At the same time, a study conducted by cryptocurrency exchange Kraken found that 39% of Australian millennials believe that cryptocurrencies are a “good alternative to having an investment property.”

This being the case, strong demand for CRYP comes as little surprise. The investment provides easy and cheap access to companies with exposure to the cryptocurrency market. For now, the Australian Securities and Investment Commission has only approved spot ETFs – those that hold the physical asset.

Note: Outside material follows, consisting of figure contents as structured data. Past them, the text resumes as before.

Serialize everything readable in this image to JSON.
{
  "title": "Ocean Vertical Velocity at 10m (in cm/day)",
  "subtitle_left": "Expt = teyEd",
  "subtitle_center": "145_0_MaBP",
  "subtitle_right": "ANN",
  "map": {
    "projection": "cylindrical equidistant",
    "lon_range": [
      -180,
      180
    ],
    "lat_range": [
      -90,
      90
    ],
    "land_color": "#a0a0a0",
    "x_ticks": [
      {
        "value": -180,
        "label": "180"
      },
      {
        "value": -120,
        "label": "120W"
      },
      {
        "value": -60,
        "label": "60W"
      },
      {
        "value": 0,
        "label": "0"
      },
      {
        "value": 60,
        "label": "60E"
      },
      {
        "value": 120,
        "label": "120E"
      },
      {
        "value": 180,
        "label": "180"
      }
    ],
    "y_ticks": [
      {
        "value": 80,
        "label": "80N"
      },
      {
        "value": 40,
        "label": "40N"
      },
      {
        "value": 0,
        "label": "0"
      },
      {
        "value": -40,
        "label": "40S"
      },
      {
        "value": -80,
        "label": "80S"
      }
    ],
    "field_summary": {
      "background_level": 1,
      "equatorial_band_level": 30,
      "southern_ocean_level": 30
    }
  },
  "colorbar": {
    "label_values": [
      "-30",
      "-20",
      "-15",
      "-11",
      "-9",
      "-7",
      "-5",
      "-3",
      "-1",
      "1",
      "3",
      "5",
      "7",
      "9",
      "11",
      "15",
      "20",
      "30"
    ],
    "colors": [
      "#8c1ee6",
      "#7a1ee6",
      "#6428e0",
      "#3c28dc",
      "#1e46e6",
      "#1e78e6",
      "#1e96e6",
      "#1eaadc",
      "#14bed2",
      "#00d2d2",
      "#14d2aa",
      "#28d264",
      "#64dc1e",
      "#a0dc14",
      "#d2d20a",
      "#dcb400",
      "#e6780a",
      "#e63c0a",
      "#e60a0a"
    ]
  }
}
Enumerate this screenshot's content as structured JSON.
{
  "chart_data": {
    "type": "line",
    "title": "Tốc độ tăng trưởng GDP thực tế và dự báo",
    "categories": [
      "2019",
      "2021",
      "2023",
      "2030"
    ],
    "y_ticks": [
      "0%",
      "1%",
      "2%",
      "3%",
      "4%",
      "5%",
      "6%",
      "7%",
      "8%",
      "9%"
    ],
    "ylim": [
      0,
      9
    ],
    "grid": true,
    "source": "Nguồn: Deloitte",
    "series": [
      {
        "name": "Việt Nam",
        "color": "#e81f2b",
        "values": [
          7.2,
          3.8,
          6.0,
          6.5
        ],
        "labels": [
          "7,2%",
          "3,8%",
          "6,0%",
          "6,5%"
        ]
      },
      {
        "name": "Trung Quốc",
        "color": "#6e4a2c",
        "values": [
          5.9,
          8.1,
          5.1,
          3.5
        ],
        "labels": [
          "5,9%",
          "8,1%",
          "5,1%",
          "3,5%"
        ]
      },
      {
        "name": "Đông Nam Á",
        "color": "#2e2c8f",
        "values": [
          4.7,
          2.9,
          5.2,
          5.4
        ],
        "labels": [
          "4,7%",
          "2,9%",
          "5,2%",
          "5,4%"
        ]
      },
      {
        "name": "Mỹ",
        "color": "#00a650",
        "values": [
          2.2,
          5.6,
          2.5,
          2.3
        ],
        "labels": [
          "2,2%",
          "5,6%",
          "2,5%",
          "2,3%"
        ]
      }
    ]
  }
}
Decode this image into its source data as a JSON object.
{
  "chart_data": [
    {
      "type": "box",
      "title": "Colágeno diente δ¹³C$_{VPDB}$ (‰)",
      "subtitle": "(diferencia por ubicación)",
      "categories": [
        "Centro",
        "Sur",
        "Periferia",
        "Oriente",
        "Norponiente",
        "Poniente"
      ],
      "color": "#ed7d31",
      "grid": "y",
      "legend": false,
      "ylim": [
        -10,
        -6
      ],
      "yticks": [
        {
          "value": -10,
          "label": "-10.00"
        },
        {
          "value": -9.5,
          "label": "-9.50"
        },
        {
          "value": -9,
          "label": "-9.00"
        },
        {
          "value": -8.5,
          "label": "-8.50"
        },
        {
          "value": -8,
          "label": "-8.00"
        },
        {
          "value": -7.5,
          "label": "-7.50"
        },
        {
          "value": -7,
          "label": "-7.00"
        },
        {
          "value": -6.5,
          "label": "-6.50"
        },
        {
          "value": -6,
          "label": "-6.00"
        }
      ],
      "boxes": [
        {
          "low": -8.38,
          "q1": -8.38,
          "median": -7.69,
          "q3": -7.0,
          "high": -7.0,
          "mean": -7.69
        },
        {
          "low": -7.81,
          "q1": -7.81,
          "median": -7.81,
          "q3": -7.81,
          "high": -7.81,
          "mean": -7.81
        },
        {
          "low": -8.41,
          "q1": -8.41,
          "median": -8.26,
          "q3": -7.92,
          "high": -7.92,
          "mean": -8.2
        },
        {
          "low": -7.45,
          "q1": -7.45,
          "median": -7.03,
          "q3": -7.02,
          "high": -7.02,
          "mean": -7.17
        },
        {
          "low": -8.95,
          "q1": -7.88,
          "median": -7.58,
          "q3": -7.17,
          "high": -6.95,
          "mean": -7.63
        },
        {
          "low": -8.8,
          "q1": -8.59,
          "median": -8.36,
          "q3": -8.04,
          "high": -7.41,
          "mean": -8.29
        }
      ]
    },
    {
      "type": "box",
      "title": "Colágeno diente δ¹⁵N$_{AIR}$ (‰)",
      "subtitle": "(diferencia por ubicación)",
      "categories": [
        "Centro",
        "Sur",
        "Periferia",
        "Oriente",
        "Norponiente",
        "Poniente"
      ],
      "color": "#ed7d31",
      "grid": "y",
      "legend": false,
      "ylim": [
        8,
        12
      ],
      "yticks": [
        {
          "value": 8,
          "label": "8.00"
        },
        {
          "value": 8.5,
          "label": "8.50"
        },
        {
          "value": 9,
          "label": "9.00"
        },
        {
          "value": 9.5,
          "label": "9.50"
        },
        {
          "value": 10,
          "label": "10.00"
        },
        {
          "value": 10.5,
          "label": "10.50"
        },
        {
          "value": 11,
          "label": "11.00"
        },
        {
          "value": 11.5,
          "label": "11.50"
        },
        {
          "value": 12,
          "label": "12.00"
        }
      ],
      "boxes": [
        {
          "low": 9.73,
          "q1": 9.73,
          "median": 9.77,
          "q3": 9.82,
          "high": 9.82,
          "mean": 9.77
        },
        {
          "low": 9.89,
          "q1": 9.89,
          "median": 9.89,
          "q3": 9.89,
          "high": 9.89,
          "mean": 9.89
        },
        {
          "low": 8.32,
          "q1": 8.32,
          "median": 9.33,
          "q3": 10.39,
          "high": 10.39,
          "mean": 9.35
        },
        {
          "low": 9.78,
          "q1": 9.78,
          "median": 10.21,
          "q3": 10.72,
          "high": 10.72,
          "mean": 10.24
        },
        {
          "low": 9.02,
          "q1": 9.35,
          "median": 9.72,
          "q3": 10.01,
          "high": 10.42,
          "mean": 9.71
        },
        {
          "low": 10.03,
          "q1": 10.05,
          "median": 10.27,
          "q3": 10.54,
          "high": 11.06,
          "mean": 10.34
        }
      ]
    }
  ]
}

However, looking overseas, it is only a matter of time until futures ETFs will be approved. In the US, the first futures-backed Bitcoin ETF listed in October. Not investing directly in Bitcoin, futures ETFs track contracts that speculate on the future price of the asset. This means the price of crypto futures should be expected to differ from the current ‘spot’ price, meaning investors are exposed to additional volatility risk.

With demand for crypto at record highs, there is a real danger that investors are piling their savings into investments they do not understand. The recent $28,000 loss of a Shanghai investor who bet his life savings on the ‘Squid Game’ crypto token comes to mind. The average retail investor’s knowledge of futures products or crypto in general is likely limited, making it highly risky to offer cryptocurrencies directly to retail investors, as CBA is trialing in its app, no matter how strong the demand is.

One can easily foresee a future royal commission exploring the way in which small-scale investors were mis-sold crypto investments from their main bank, not realizing that these are speculative assets with very little in the way of traditional investment value. Just as Levi Strauss was one of the sounder investments during the Californian Gold Rush, investing in actual companies looking to profit from the crypto rush may very well be a more reliable strategy for cashing in on the investor frenzy.